Prorussische Separatisten, die Teile der Ostukraine beherrschen, führen im Auftrag von Moskauer Beratern einen Propagandafeldzug gegen die Regierung in Kiew und gegen den Westen. Dies geht aus Tausenden E-Mails hervor, die Frontal21 und der Wochenzeitung DIE ZEIT vorliegen. Die Berater gehören offenbar zum Umfeld des Kremls oder zur Präsidialadministration von Wladimir Putin. Dieser hatte bisher immer bestritten, die Separatisten in der Ostukraine erhielten Weisungen aus Moskau.

In einem 41-seitigen Strategiepapier geben russische Berater detailliert vor, wie gegen die gewählte ukrainische Regierung Propaganda gemacht werden soll. Laut dem Dokument vom August 2015 soll von der Regierung in Kiew das „Bild einer Junta entwickelt“ werden. Russland und ihr Präsident dagegen sollen positiv dargestellt werden. Das Strategiepapier fordert, die „Unterstützung der Republiken durch Russland“ zu inszenieren. Auf Seite 22 schlagen die russischen Berater konkrete Projekte vor. Sie sollen zeigen, wie dankbar die Bevölkerung der Ostukraine Putin sei, zum Beispiel: „Eine Oma strickt Socken für Putin, Kinder malen Putin-Porträts“, auch eine Straße soll nach dem russischen Präsidenten benannt werden.

Repressalien gegen kritische Journalisten

Es sollen „Kommentargruppen für das Internet gegründet“ werden, die in sozialen Medien wie Facebook im Sinne Russlands kommentieren. Aufgrund der Intensität ihrer Arbeit soll der Eindruck entstehen, dass „eine Mehrheit so denkt“.
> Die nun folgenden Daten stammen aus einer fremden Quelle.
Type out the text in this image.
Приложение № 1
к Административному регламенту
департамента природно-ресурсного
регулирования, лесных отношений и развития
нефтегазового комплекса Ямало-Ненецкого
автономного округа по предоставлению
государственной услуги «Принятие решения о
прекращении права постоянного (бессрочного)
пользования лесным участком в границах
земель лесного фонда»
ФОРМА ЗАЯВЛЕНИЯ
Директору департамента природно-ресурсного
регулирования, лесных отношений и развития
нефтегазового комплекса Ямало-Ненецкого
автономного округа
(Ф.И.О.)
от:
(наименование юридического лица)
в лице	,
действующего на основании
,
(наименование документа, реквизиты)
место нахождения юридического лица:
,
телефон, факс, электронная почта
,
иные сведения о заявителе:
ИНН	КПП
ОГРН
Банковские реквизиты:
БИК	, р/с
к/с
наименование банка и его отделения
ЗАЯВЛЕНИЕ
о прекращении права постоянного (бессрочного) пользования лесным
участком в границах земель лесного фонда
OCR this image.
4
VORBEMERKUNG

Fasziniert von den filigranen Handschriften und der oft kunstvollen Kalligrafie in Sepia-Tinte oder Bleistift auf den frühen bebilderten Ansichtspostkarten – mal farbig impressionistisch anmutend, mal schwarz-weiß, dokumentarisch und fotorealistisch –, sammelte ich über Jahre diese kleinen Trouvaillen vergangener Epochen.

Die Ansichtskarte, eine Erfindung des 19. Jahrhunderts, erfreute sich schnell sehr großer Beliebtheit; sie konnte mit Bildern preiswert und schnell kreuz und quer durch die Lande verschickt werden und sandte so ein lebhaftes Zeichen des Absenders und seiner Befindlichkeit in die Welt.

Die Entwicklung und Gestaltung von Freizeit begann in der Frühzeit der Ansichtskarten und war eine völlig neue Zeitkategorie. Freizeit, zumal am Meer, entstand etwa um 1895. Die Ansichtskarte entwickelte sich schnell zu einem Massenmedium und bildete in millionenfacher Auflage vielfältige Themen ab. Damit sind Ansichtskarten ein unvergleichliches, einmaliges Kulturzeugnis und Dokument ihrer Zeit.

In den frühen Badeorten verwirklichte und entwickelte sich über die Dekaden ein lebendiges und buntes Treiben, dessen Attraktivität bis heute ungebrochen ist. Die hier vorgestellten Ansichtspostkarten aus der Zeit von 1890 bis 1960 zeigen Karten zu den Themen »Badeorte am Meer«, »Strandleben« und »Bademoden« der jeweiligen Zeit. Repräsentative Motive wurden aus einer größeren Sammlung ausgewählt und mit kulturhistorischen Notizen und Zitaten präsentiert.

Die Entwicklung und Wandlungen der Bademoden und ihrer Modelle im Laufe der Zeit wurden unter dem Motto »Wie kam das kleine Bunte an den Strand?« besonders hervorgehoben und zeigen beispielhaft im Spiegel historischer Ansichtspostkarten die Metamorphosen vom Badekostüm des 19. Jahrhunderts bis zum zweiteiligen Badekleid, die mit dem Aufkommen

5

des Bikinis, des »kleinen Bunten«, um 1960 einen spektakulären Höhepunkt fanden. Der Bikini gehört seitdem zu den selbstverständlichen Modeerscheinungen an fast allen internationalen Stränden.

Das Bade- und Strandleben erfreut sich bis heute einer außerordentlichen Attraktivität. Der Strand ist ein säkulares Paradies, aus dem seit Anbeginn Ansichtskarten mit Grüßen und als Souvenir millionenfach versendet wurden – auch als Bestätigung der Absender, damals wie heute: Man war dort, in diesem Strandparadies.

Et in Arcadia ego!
Außerdem belegen die Donezk-Leaks, dass kritische Journalisten mit Repressalien rechnen müssen. Die Separatisten werten dazu systematisch die internationale Berichterstattung aus und legen „rote Listen“ an. Betroffen sind zum Beispiel die Nachrichtenagenturen Reuters und Associated Press (AP). In den Donezk-Leaks heißt es: „Reuters und AP sind grundsätzlich Feinde Russlands im Informationskrieg“.

Das rund elf Gigabyte große Daten-Leak stammt aus dem Informationsministerium der Separatisten in der Ostukraine. Vom E-Mail-Account der Ministerin Elena Nikitina waren im Frühjahr dieses Jahres rund 10.000 E-Mails abgeflossen. Mutmaßlich pro-ukrainische Aktivisten haben sie ins Netz gestellt. Ein Team von Frontal21 und der Wochenzeitung „DIE ZEIT“ haben es über Monate ausgewertet.

Berater aus Kreml-nahen Firmen

Die Recherchen zeigen, dass die verdeckt agierenden Berater der Separatisten in Kreml-nahen Firmen wie dem „Zentrum für politische Konjunktur“ in Moskau arbeiten oder offenbar aus der „Administration des Präsidenten“ stammen. Im Donezk-Leak finden sich dazu „Berichte für Moskau“, „Dienstreisen nach Moskau“ und an vielen Stellen das Kürzel „AP“. „AP“ steht in der russischen Föderation für „Administration des Präsidenten“. In Moskau ist es das Machtzentrum des Kremls, mit ähnlichen Befugnissen ausgestattet wie in Berlin das Bundeskanzleramt. Die russische Botschaft in Berlin hat bisher nicht auf Nachfragen zu den Recherchen reagiert.